ASA Announces New Anti-Racism Task Force
The American Statistical Association today announced the members and charge of its Anti-Racism Task Force, formed as part of the association’s stated commitment to justice, equity, diversity and inclusion after the death of George Floyd and many others.
The task force is charged with following three main tasks:
- Developing recommendations for ASA infrastructure and policy that will help drive positive cultural change within the ASA and remove structural barriers to justice, equity, diversity and inclusion
- Developing recommendations that ensure the communications and activities of the association’s groups align with its position on justice, equity, diversity and inclusion
- Proposing mechanisms for the association to inform the public about how statistics and data science can contribute to—or, if used responsibly, help fight against—racial and ethnic bias in society
The co-chairs of the task force are Adrian Coles, who is a senior research scientist at Eli Lilly and Company, chair of the ASA Committee on Minorities in Statistics and associate director for industrial relations for the Math Alliance, and David A. Marker, who is a senior statistician and associate director at Westat, vice chair of the ASA Professional Issues and Visibility Council and former member of the ASA Board of Directors.

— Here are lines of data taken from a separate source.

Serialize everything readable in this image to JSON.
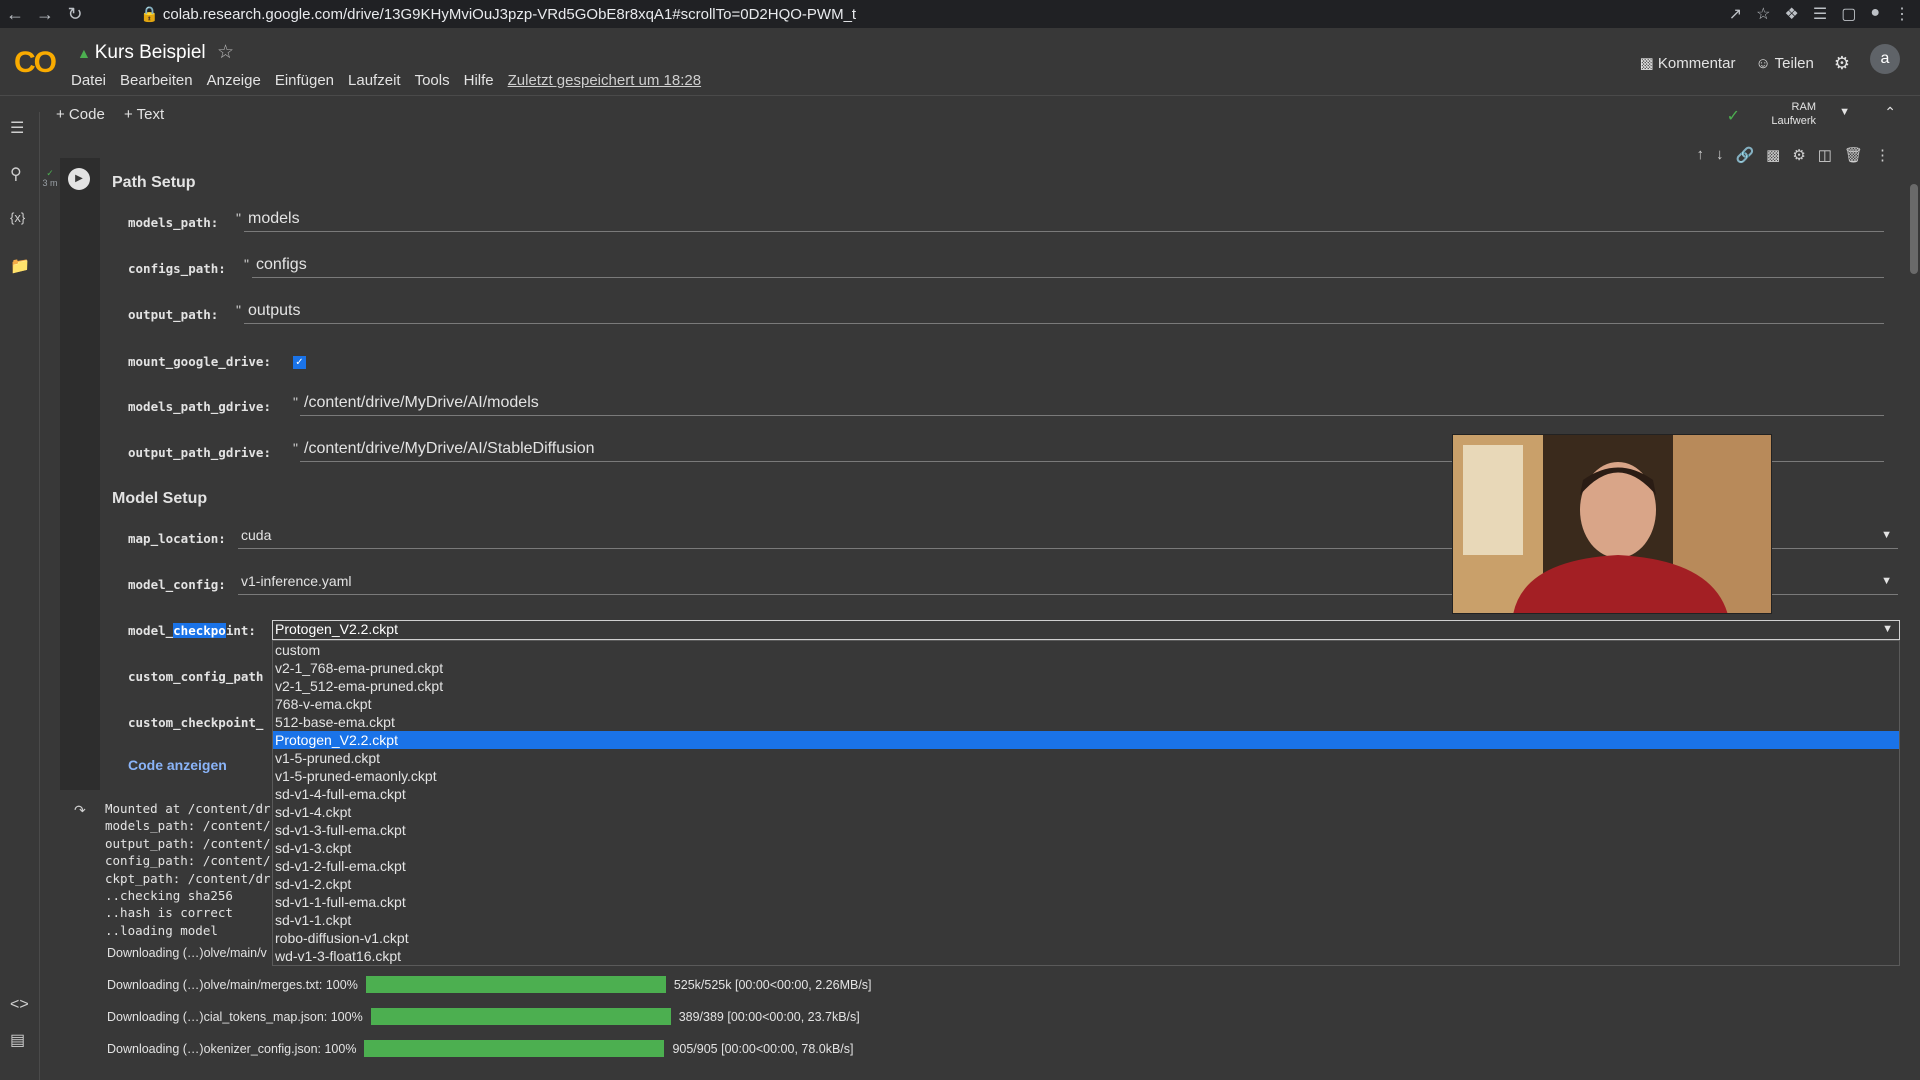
{
  "browser": {
    "url_host": "colab.research.google.com",
    "url_path": "/drive/13G9KHyMviOuJ3pzp-VRd5GObE8r8xqA1#scrollTo=0D2HQO-PWM_t"
  },
  "header": {
    "logo": "CO",
    "title": "Kurs Beispiel",
    "menu": [
      "Datei",
      "Bearbeiten",
      "Anzeige",
      "Einfügen",
      "Laufzeit",
      "Tools",
      "Hilfe"
    ],
    "saved_status": "Zuletzt gespeichert um 18:28",
    "comment_label": "Kommentar",
    "share_label": "Teilen",
    "avatar_letter": "a"
  },
  "toolbar": {
    "add_code": "+ Code",
    "add_text": "+ Text",
    "ram_label": "RAM",
    "disk_label": "Laufwerk"
  },
  "cell": {
    "exec_time": "3 m",
    "path_section": "Path Setup",
    "model_section": "Model Setup",
    "params": {
      "models_path": {
        "label": "models_path:",
        "value": "models"
      },
      "configs_path": {
        "label": "configs_path:",
        "value": "configs"
      },
      "output_path": {
        "label": "output_path:",
        "value": "outputs"
      },
      "mount_google_drive": {
        "label": "mount_google_drive:",
        "checked": true
      },
      "models_path_gdrive": {
        "label": "models_path_gdrive:",
        "value": "/content/drive/MyDrive/AI/models"
      },
      "output_path_gdrive": {
        "label": "output_path_gdrive:",
        "value": "/content/drive/MyDrive/AI/StableDiffusion"
      },
      "map_location": {
        "label": "map_location:",
        "value": "cuda"
      },
      "model_config": {
        "label": "model_config:",
        "value": "v1-inference.yaml"
      },
      "model_checkpoint": {
        "label_pre": "model_",
        "label_hl": "checkpo",
        "label_post": "int:",
        "value": "Protogen_V2.2.ckpt"
      },
      "custom_config_path": {
        "label": "custom_config_path"
      },
      "custom_checkpoint_path": {
        "label": "custom_checkpoint_"
      }
    },
    "checkpoint_options": [
      "custom",
      "v2-1_768-ema-pruned.ckpt",
      "v2-1_512-ema-pruned.ckpt",
      "768-v-ema.ckpt",
      "512-base-ema.ckpt",
      "Protogen_V2.2.ckpt",
      "v1-5-pruned.ckpt",
      "v1-5-pruned-emaonly.ckpt",
      "sd-v1-4-full-ema.ckpt",
      "sd-v1-4.ckpt",
      "sd-v1-3-full-ema.ckpt",
      "sd-v1-3.ckpt",
      "sd-v1-2-full-ema.ckpt",
      "sd-v1-2.ckpt",
      "sd-v1-1-full-ema.ckpt",
      "sd-v1-1.ckpt",
      "robo-diffusion-v1.ckpt",
      "wd-v1-3-float16.ckpt"
    ],
    "selected_option": "Protogen_V2.2.ckpt",
    "code_link": "Code anzeigen"
  },
  "output": {
    "lines": [
      "Mounted at /content/dr",
      "models_path: /content/",
      "output_path: /content/",
      "config_path: /content/",
      "ckpt_path: /content/dr",
      "..checking sha256",
      "..hash is correct",
      "..loading model"
    ],
    "partial_download": "Downloading (…)olve/main/v",
    "downloads": [
      {
        "label": "Downloading (…)olve/main/merges.txt: 100%",
        "progress": 1.0,
        "stats": "525k/525k [00:00<00:00, 2.26MB/s]"
      },
      {
        "label": "Downloading (…)cial_tokens_map.json: 100%",
        "progress": 1.0,
        "stats": "389/389 [00:00<00:00, 23.7kB/s]"
      },
      {
        "label": "Downloading (…)okenizer_config.json: 100%",
        "progress": 1.0,
        "stats": "905/905 [00:00<00:00, 78.0kB/s]"
      }
    ]
  }
}
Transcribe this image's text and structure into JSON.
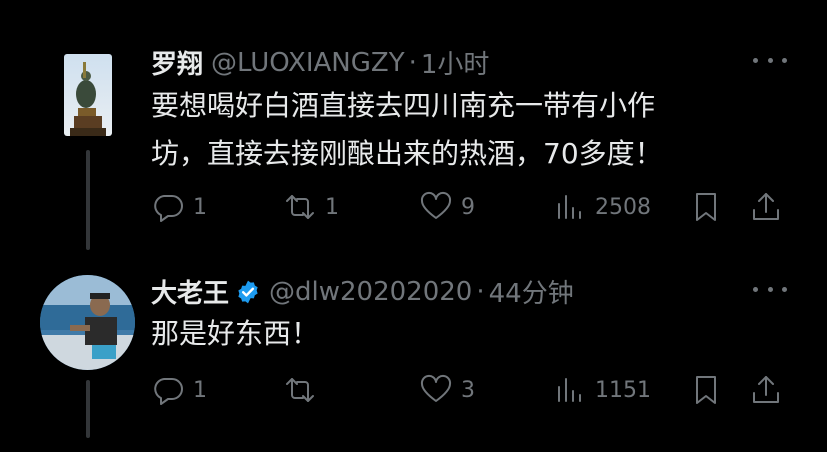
{
  "tweets": [
    {
      "name": "罗翔",
      "handle": "@LUOXIANGZY",
      "separator": "·",
      "time": "1小时",
      "verified": false,
      "text_line1": "要想喝好白酒直接去四川南充一带有小作",
      "text_line2": "坊，直接去接刚酿出来的热酒，70多度！",
      "replies": "1",
      "reposts": "1",
      "likes": "9",
      "views": "2508"
    },
    {
      "name": "大老王",
      "handle": "@dlw20202020",
      "separator": "·",
      "time": "44分钟",
      "verified": true,
      "text_line1": "那是好东西！",
      "replies": "1",
      "reposts": "",
      "likes": "3",
      "views": "1151"
    }
  ],
  "colors": {
    "background": "#000000",
    "text": "#e7e9ea",
    "muted": "#71767b",
    "verified": "#1d9bf0",
    "thread_line": "#333639"
  },
  "icons": [
    "reply-icon",
    "repost-icon",
    "like-icon",
    "views-icon",
    "bookmark-icon",
    "share-icon",
    "more-icon",
    "verified-icon"
  ]
}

“In June, Past President Karen Kafadar, President-elect Rob Santos, and I pledged to work for anti-racism reform within the ASA and broader statistics and data science communities,” ASA President Wendy Martinez said. “This includes learning from our members how to identify and overcome systemic racism and hindering biases of any kind. I’m proud that the Anti-Racism Task Force, chaired by Adrian Coles and David Marker, is an important step in our endeavors to strengthen our professional community.”
Also serving on the committee are Emma Benn, Emily Lynn Butler, Necip Doganaksoy, Samuel Echevarria-Cruz, Portia Exum, Emily Hadley, Susan Halabi, Ofer Harel, Diane Herz, Monica C. Jackson, Elizabeth Mannshardt, Wendy Martinez, Miles Q. Ott, Roy Dooti, Douglas A. Samuelson, Abdus S. Wahed, Erin A. Wiley, David C. Wilson, Jenny Hang Yang and Steve Ziliak.
“We have a tough road ahead,” Coles said. “The work of this task force will teach us a lot about ourselves, including some we are proud of and some things that may be difficult to accept. However, our courage to lean into this difficult moment by embracing the work of this task force will help create a profession that we are all proud to pass down to the next generation of statistical thought leaders.”
“Statistical methods allow our society to better understand itself and make decisions that will better reflect our goals and aspirations,” Marker said. “However, we often find people using statistical methods in ways that undermine such aspirations and that can be harmful, such as predictive policing and facial recognition software. I hope this task force can identify positive ways to use statistics and reverse these misapplications, so it can be a force for good.”